Dr. Just teaches Introduction to Sustainability, an interdisciplinary course targeted toward underclass students pursuing the new University of Iowa, Certificate in Sustainability.  Dr. Just also teaches Design for the Developing World, also an interdisciplinary course targeted toward upperclass students interested in advancing sustainable development in resource poor countries.  Dr. Just was awarded the University of Iowa, President and Provost Award for Teaching Excellence in 2008 for creative utilization of service-learning and for engaged scholarship through teaching. 

My teaching philosophy is a reflection of the excellent teachers I have encountered throughout the years and more recently through my experiences developing and delivering service-learning courses in the College of Engineering at the University of Iowa.

A perfectly delivered service-learning course seeks to minimize the amount of professing while maximizing participatory learning and student self-discovery.

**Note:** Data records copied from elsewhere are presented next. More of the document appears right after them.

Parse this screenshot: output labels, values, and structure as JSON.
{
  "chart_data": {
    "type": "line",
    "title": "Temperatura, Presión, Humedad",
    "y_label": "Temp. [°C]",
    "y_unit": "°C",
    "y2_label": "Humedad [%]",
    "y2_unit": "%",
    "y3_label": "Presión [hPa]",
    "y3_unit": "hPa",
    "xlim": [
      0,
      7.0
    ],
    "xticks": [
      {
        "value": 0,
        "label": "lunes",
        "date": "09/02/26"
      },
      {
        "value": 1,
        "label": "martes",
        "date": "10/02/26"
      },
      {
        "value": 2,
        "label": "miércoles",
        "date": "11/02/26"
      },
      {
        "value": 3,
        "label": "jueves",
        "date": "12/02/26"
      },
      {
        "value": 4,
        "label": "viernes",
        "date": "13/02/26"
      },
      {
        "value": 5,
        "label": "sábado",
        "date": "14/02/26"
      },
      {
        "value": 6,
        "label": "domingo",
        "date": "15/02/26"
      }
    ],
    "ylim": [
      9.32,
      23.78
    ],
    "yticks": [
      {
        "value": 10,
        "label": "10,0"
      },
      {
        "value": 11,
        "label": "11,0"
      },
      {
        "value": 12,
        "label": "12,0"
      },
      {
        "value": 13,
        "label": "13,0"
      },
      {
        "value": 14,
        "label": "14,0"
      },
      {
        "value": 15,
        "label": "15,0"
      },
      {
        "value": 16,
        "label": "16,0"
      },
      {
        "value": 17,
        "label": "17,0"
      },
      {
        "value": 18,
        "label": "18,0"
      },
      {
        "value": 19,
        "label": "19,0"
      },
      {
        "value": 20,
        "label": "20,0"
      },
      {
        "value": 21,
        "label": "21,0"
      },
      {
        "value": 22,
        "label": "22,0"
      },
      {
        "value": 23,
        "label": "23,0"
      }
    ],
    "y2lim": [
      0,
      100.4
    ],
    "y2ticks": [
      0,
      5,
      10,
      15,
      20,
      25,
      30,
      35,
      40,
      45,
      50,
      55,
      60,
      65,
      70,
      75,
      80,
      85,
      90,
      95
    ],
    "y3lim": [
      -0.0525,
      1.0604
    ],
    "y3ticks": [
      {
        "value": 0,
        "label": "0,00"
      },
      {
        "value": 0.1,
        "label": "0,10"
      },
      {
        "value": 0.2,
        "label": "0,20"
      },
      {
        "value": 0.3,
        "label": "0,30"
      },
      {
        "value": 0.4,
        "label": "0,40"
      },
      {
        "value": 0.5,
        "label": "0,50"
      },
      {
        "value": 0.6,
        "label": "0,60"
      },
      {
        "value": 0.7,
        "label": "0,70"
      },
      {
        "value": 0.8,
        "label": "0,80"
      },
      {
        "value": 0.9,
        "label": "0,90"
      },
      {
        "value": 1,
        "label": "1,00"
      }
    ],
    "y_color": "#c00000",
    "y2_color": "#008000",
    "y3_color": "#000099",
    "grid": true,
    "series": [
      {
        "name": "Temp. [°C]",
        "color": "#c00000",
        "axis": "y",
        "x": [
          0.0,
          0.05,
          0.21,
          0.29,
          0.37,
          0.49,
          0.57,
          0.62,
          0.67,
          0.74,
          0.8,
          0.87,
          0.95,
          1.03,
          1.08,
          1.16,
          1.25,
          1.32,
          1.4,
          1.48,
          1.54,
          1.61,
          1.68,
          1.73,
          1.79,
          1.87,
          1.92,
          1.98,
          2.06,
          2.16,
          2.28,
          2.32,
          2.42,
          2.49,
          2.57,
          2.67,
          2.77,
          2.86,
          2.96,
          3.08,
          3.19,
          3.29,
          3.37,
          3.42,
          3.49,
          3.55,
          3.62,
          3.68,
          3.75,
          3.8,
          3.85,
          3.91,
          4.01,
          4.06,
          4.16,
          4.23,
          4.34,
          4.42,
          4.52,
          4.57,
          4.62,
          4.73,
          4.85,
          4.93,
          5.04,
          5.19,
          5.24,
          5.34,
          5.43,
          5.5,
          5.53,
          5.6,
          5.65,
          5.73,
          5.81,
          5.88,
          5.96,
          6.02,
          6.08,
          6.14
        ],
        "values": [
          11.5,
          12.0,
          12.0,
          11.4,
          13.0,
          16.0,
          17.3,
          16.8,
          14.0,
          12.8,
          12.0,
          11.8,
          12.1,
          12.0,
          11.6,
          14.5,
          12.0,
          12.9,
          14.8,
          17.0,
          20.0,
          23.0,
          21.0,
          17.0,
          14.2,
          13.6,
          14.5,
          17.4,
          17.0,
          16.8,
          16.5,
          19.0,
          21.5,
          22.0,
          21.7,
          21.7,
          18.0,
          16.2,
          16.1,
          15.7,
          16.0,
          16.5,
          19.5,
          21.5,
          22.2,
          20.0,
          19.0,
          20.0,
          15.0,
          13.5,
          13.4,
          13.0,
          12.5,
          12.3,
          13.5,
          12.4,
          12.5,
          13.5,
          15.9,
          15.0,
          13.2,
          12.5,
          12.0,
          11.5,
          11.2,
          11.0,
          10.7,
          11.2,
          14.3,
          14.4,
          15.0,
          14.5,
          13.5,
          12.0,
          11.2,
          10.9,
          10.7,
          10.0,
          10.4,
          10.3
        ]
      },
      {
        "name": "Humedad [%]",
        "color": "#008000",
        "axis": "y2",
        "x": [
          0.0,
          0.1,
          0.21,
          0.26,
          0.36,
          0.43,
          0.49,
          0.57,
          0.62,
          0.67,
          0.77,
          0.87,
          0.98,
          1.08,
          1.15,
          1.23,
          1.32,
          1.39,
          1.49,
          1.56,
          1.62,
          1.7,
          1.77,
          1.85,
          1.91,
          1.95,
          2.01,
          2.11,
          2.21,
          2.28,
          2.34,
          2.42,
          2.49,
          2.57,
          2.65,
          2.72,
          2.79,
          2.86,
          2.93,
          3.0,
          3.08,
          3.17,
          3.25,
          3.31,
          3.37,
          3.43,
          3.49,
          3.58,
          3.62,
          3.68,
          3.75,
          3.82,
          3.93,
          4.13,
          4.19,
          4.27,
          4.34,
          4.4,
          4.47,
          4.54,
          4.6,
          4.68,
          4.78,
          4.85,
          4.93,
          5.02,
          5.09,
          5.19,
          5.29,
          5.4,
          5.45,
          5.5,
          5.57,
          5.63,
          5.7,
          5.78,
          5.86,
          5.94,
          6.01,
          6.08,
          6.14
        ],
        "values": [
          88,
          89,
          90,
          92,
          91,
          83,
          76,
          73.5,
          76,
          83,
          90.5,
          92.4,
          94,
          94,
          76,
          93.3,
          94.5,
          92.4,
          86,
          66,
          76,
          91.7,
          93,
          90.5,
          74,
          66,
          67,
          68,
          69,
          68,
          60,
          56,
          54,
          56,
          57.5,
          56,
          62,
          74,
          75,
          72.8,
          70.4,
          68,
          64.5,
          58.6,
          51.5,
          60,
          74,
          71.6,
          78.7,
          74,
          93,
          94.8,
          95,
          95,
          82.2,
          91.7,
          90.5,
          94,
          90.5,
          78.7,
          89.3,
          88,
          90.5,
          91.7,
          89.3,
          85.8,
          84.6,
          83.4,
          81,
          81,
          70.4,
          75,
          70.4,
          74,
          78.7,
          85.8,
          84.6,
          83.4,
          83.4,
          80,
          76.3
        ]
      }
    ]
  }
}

I define the “classroom” more in terms of the broader community and less by the presence of bricks and mortar, PowerPoint projectors, and dry erase boards. I introduce myself to students as the course facilitator, not the professor or instructor. I spend time at the onset explaining why students should invest in the course by discussing the course’s service-learning focus and how that affects their understanding of the greater good that could come from their involvement.

Once the students are convinced of the potential for positive service-learning outcomes, the next learning phase is to make them more self-aware. I believe there is great value in fully understanding the results of an individual personality survey and to view those results in the context of the broad spectrum of personality styles representative of students in the class. With this understanding, it is much easier to foster the healthy interpersonal relationships required for an intensely team-oriented service-learning class. This awareness is even more valuable given my desire to have students representing all majors on campus participate in the class. It is beautiful when students from several Engineering sub-disciplines work on teams with students from English, International Studies, Economics, and Urban Planning. I feel more courses need to broadly engage diverse campus programs to foster a better understanding of how to interact with the local and global community. My teaching philosophy makes this possible.

My teaching is enhanced through my awareness of the collegial organization of which I am a part. Perhaps unfairly, engineers are stereotyped as introverted, calculating, and socially awkward. In fact, many engineering programs self select students with these characteristics because of the profession’s very technical nature. If our bridges, buildings, energy systems, etc. are poorly constructed, it will matter little if we graduate engineers capable of eloquently explaining these shortfalls at the city council meeting. Nevertheless, I do feel we need more engineers who can engage diverse groups and possess the skills to incorporate many viewpoints into engineered solutions. Perhaps more than ever, engineers are needed with an increased awareness of the positive partnership role they can play in poor communities around the world.